The AAO-HNS guideline recommends against routine CT scanning but does recommend MRI with gadolinium contrast to rule out a retrocochlear cause, particularly vestibular schwannoma. A minority of SSHL cases are the presenting symptom of a vestibular schwannoma, and MRI is the only reliable way to detect or exclude it. Because emergency MRI may not be immediately available in all settings, guidelines allow for MRI to follow the initiation of treatment rather than precede it.

Blood tests to evaluate for autoimmune, infectious (including Lyme disease in endemic areas), and vascular risk factors may be ordered depending on clinical context and patient history.

Treatment approaches

Oral corticosteroids, typically prednisone, are the first-line treatment supported by AAO-HNS guidelines. Standard courses last approximately 10 to 14 days.

Intratympanic (IT) steroid injection, which delivers steroids directly through the eardrum into the middle-ear space where they can diffuse into the cochlea, is recommended as an option for patients who cannot take systemic steroids due to medical contraindications such as uncontrolled diabetes, significant hypertension, or peptic ulcer disease. IT steroids are also used as salvage therapy for patients who do not recover hearing with initial oral steroids.

Hyperbaric oxygen therapy (HBOT) is used as an adjunctive treatment in some European countries and is included in guidelines in some jurisdictions. The evidence base is considered less robust than for corticosteroids, and availability varies substantially between healthcare systems.
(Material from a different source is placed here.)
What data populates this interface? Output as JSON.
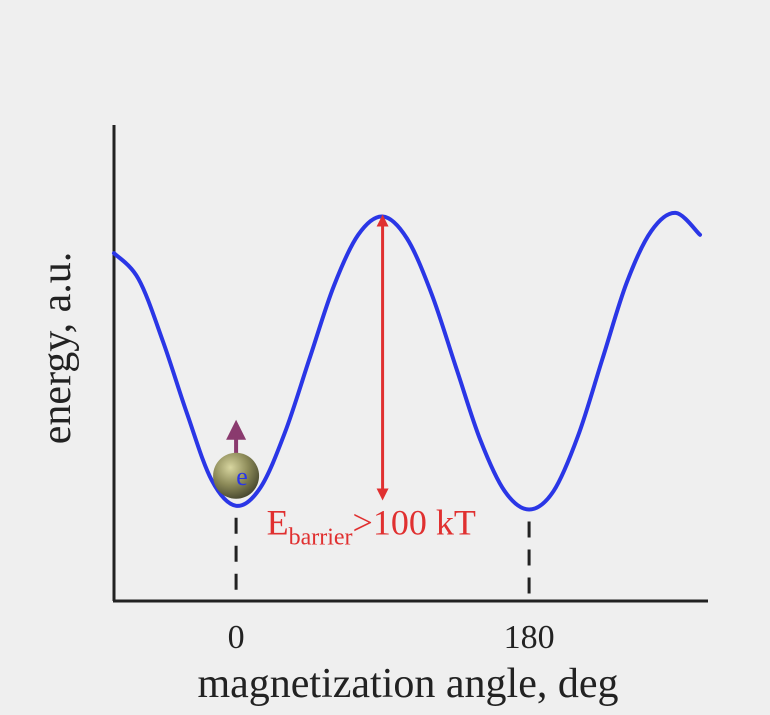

The AAO-HNS guideline advises against certain treatments that were historically offered but lack supporting evidence, including antiviral medications (unless there is specific evidence of herpes zoster infection as the cause), thrombolytic agents, and vasoactive substances.

Recovery and prognosis

Recovery from SSHL ranges from complete to partial to absent, and prediction for any individual is difficult. Population-level data suggests that roughly one third of patients recover fully, one third partially, and one third have persistent significant hearing loss, though these figures are approximations and vary across studies depending on how recovery is defined and measured.

Factors generally associated with better prognosis include low-frequency or flat audiometric patterns (compared to high-frequency or total loss), prompt treatment initiation, younger age, and absence of vertigo at onset. These are population-level associations, not individual predictions.

For people who do not recover sufficient hearing, the management path moves to hearing rehabilitation. This can include conventional hearing aids for mild to severe residual loss, bone-anchored hearing devices for specific audiometric configurations, or cochlear implantation in selected cases of profound loss. Audiologists and ENT specialists guide this part of the care pathway.

What to do

If hearing loss develops suddenly in one ear, accompanied or not by tinnitus or ear fullness, the appropriate response is to seek urgent medical evaluation, not to wait and see whether it resolves spontaneously. The NHS UK and NIDCD both advise seeking care as quickly as possible, emphasizing that SSHL is a medical emergency even when it presents without pain or other alarming symptoms.

If symptoms persist or change, see an audiologist or physician.